There are three types of fires and three types of people one should always be aware of.
The first fire is the kind that’s burning out of control. You’re not sure where it’s going to end up or what damage it could potentially do. You haul the furniture out of the way and make room for this explosion because when it comes, it’s there. The kind that attracts your eyes so flamboyantly that your body feels it. Bright. Quick. Sharp. Despite the spark that let it begin, there is a madness to it that can’t easily be escaped. It’s an attraction that you might be fooled into thinking will be there forever. You could be having a fine time when all of the sudden you are sucked into something so beautiful that by the time you take your eyes off it, you could be burned up in the commotion.
The second type is one that’s kept in a fire place or wood stove. Little bits of paper are saved up from the Sunday New York Times and stacked neatly in the living room for special occasions. You wait all year for fire weather to begin, and if it’s not quite there by the time you NEED a fire, than you crank the air conditioning or roll down the windows, and light a match anyway. The firewood has been stored in bulk from last year, ‘just incase.’ There are fire pokers, fire prongs, sawdust, wooden stakes, boxes among boxes of matches, and plenty of supervision. This is the kind of fire that takes timing. It takes patience and lots of care. Perhpas you are sitting around drinking cocktails with family or friends while one eye is always watching, ‘just to make sure.’ At night, when you pry yourself away from the glow, you can still hear it crackeling downstairs as if it’s calling to tell you ‘I’ll see you in the a.m.
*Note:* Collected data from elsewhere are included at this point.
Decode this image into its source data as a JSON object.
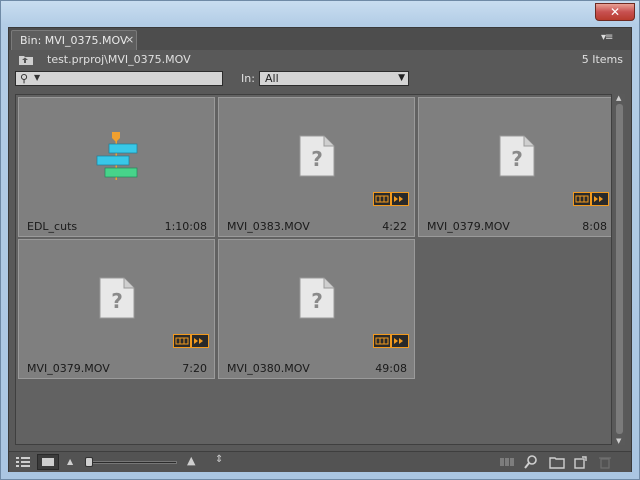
{
  "window": {
    "close_glyph": "✕"
  },
  "tab": {
    "title": "Bin: MVI_0375.MOV",
    "close_glyph": "×"
  },
  "panel_menu_glyph": "▾≡",
  "path": {
    "text": "test.prproj\\MVI_0375.MOV",
    "items_count": "5 Items"
  },
  "search": {
    "value": "",
    "icon": "magnifier-icon",
    "dropdown_glyph": "▼"
  },
  "filter": {
    "label": "In:",
    "selected": "All",
    "arrow": "▼"
  },
  "items": [
    {
      "name": "EDL_cuts",
      "duration": "1:10:08",
      "kind": "sequence"
    },
    {
      "name": "MVI_0383.MOV",
      "duration": "4:22",
      "kind": "media-offline"
    },
    {
      "name": "MVI_0379.MOV",
      "duration": "8:08",
      "kind": "media-offline"
    },
    {
      "name": "MVI_0379.MOV",
      "duration": "7:20",
      "kind": "media-offline"
    },
    {
      "name": "MVI_0380.MOV",
      "duration": "49:08",
      "kind": "media-offline"
    }
  ],
  "colors": {
    "badge_orange": "#f29a1e",
    "seq_cyan": "#38c8e8",
    "seq_green": "#47d38a",
    "seq_orange": "#f0a030"
  }
}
Don’t worry.’
The last type is probably the most quiet. The kind that is decorated in an upscale house with fruit paintings lined ‘just so’ on the mantle. Guests may come in and out and on such an occasion you might need a fire to keep some sort of entertaining image glowing. These are the times of fake logs. The twenty-somethings or the money holders with out experience and patience. It’s the paper kind that you don’t even have to peel off the log before setting a match to flame. They burn for a few hours, it’s a rich glow with out much sound. There’s nothing to it. Ease comes fast and no work is required. As the hours grow longer the fire starts to dwindle. ‘It will last longer’, you think to yourself, but the crackeling was never there to begin with. When all the guests have left the house, you see yourself rearranging the pictures on the mantle and blowing out the candles. The fire is almost out. You don’t have to pour a bucket of water on it. You don’t have to poke it with a fire stick. You know that there is no sound to tell you it will be there in the morning. It wasn’t really there in the beginning.